Pressed for hot sauce, the waiter served a thin gravy and black pepper.
“This is sauce. This is pepper. Put pepper in sauce then it’s hot sauce,” we were schooled. The collective cultural embarrassment was somehow numbed by the Pilsner Urquell, smoothed over by the Apricot Ice Cream Dumplings and finally washed down with some Kaffe Wiener before we were whisked to our last stop.
Schloss Schonbrunn, the Viennese equivalent the Versailles, proved an interesting guided walk through but none more than its end at the Café Restaurant Residenz . It was where I began to understand that I was to be on a steady diet of Apple Strudel and Kaffe Melange for the rest of that segment. That and sauerkraut.
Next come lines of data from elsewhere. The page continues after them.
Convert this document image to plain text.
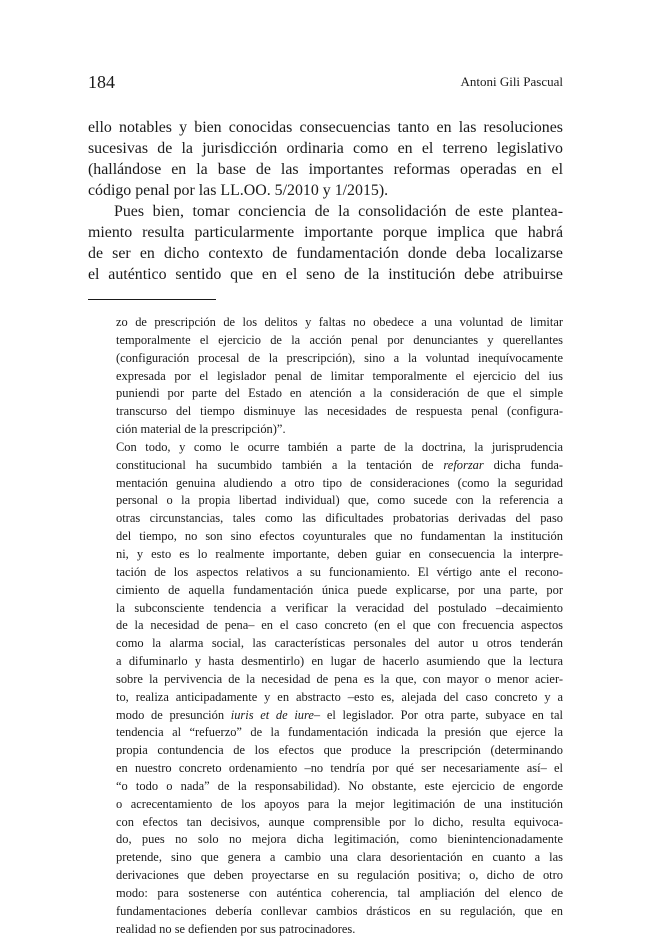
184	Antoni Gili Pascual

ello notables y bien conocidas consecuencias tanto en las resoluciones
sucesivas de la jurisdicción ordinaria como en el terreno legislativo
(hallándose en la base de las importantes reformas operadas en el
código penal por las LL.OO. 5/2010 y 1/2015).

Pues bien, tomar conciencia de la consolidación de este plantea-
miento resulta particularmente importante porque implica que habrá
de ser en dicho contexto de fundamentación donde deba localizarse
el auténtico sentido que en el seno de la institución debe atribuirse

zo de prescripción de los delitos y faltas no obedece a una voluntad de limitar
temporalmente el ejercicio de la acción penal por denunciantes y querellantes
(configuración procesal de la prescripción), sino a la voluntad inequívocamente
expresada por el legislador penal de limitar temporalmente el ejercicio del ius
puniendi por parte del Estado en atención a la consideración de que el simple
transcurso del tiempo disminuye las necesidades de respuesta penal (configura-
ción material de la prescripción)”.

Con todo, y como le ocurre también a parte de la doctrina, la jurisprudencia
constitucional ha sucumbido también a la tentación de reforzar dicha funda-
mentación genuina aludiendo a otro tipo de consideraciones (como la seguridad
personal o la propia libertad individual) que, como sucede con la referencia a
otras circunstancias, tales como las dificultades probatorias derivadas del paso
del tiempo, no son sino efectos coyunturales que no fundamentan la institución
ni, y esto es lo realmente importante, deben guiar en consecuencia la interpre-
tación de los aspectos relativos a su funcionamiento. El vértigo ante el recono-
cimiento de aquella fundamentación única puede explicarse, por una parte, por
la subconsciente tendencia a verificar la veracidad del postulado –decaimiento
de la necesidad de pena– en el caso concreto (en el que con frecuencia aspectos
como la alarma social, las características personales del autor u otros tenderán
a difuminarlo y hasta desmentirlo) en lugar de hacerlo asumiendo que la lectura
sobre la pervivencia de la necesidad de pena es la que, con mayor o menor acier-
to, realiza anticipadamente y en abstracto –esto es, alejada del caso concreto y a
modo de presunción iuris et de iure– el legislador. Por otra parte, subyace en tal
tendencia al “refuerzo” de la fundamentación indicada la presión que ejerce la
propia contundencia de los efectos que produce la prescripción (determinando
en nuestro concreto ordenamiento –no tendría por qué ser necesariamente así– el
“o todo o nada” de la responsabilidad). No obstante, este ejercicio de engorde
o acrecentamiento de los apoyos para la mejor legitimación de una institución
con efectos tan decisivos, aunque comprensible por lo dicho, resulta equivoca-
do, pues no solo no mejora dicha legitimación, como bienintencionadamente
pretende, sino que genera a cambio una clara desorientación en cuanto a las
derivaciones que deben proyectarse en su regulación positiva; o, dicho de otro
modo: para sostenerse con auténtica coherencia, tal ampliación del elenco de
fundamentaciones debería conllevar cambios drásticos en su regulación, que en
realidad no se defienden por sus patrocinadores.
We were dropped off for dinner at the Marina Restaurant, literally on the marina of the Danube. Fried Pike Perch, Spring Vegetables, Potatoes with Rosemary, Fresh Asparagus Ricotta Ravioli with Asparagus Tips from the buffet made it to my plate. Stuffed, I managed to squeeze in some Figs with Feta for dessert. The circulatory shunt from brain to digestive system knocked me out just as soon as I settled back into the hotel.